Servings: 4 burgers Smash Burger Patties: 1 1/2 lbs ground beef, 80/20, divided into 8 portions (3oz each) Salt, added to taste Black Pepper, added to taste garlic powder, optional, added to taste 4 slices medium cheddar cheese, we love thick-sliced Burger Sauce: 1/3 cup mayonnaise 1 tsp yellow mustard Toppings: 4 burger buns, we used brioche buns 2 cups iceberg lettuce, shredded 1 large tomato, sliced 1/2 red onion, sliced into thin rings 2 Dill Pickles, cut into 12 slices
Portion Beef Patties: Divide beef into 8 even portions, about 3 oz each. Loosely Roll them into balls then cover and refrigerate while preparing remaining ingredients. The meat must be cold when it hits the grill.

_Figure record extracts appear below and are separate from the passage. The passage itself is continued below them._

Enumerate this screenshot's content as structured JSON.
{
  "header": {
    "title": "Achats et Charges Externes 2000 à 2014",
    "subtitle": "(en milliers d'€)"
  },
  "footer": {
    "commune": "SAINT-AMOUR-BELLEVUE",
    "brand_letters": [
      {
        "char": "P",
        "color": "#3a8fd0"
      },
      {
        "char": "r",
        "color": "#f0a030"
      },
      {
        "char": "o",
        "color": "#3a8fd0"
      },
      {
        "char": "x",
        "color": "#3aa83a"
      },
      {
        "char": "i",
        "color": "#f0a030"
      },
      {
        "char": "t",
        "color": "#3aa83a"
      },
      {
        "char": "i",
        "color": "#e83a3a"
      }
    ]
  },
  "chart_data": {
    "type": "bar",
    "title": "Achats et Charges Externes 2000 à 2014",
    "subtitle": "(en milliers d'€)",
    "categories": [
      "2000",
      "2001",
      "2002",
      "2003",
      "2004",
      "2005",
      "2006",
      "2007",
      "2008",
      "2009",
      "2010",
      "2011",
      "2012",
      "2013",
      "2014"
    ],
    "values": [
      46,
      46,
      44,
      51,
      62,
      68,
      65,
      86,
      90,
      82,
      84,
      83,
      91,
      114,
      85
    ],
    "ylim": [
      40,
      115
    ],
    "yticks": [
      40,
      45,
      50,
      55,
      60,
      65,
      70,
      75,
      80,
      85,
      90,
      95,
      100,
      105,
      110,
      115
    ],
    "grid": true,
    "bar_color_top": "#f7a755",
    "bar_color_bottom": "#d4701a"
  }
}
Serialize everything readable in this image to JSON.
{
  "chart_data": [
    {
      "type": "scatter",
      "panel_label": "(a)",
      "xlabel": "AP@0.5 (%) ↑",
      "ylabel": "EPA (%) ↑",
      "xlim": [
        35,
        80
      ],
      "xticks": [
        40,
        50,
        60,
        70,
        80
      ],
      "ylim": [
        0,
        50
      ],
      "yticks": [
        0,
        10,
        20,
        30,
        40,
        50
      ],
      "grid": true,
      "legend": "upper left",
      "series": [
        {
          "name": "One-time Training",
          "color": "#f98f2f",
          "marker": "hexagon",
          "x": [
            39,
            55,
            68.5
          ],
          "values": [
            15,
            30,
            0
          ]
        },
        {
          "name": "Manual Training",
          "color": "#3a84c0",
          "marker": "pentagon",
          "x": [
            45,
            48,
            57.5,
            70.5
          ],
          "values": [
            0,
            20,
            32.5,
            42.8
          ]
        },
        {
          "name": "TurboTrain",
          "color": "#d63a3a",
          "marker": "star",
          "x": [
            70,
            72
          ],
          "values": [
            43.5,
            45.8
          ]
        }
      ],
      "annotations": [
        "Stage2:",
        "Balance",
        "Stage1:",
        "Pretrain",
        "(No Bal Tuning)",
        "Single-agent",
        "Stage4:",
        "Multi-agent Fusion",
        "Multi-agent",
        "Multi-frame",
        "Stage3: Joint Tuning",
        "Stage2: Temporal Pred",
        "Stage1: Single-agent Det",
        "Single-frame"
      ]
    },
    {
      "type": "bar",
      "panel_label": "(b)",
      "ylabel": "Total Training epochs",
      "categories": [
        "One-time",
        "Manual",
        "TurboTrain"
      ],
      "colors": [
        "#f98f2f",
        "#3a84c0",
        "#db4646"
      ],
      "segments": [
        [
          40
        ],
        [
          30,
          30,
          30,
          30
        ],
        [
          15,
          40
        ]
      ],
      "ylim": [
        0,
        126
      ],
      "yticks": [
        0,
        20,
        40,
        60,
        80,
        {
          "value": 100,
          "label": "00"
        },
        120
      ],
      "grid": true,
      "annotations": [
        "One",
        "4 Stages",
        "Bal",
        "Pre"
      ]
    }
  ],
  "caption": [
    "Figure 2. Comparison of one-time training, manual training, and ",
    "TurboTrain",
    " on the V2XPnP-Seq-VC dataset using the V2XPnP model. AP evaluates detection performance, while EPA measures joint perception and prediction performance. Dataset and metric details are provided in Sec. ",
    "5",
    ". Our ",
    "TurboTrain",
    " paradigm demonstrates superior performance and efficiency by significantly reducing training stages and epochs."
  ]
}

Prep Toppings and Buns: Remove wilted leaves from lettuce to keep it crunchy then finely shred lettuce. Slice tomatoes, onions, and pickles. Butter and toast buns over medium heat until golden on the buttered side.
Cook patties: Increase griddle heat to medium/high. Place 2-4 burger balls on heated griddle. Quickly cover the meat with parchment paper and pound into a thin patty. After smashing patties, remove parchment paper and season with salt, pepper, and garlic powder.
Add 1/2 tsp burger sauce. Cook 2 minutes on the first side until charred and juices rise. Use a 45˚ angle spatula to scrape beneath the caramelized part of the burger and flip it. Cook 1 minute more. Add cheese to half the burgers and cover with the other. Finish frying the remaining burgers and place them on a tray.
Assemble Burgers: Place sauce on bottom of bun. Top with 3 pickle slices, shredded lettuce, 2 tomato slices and thin sliced onion. Add double patty and top with bun.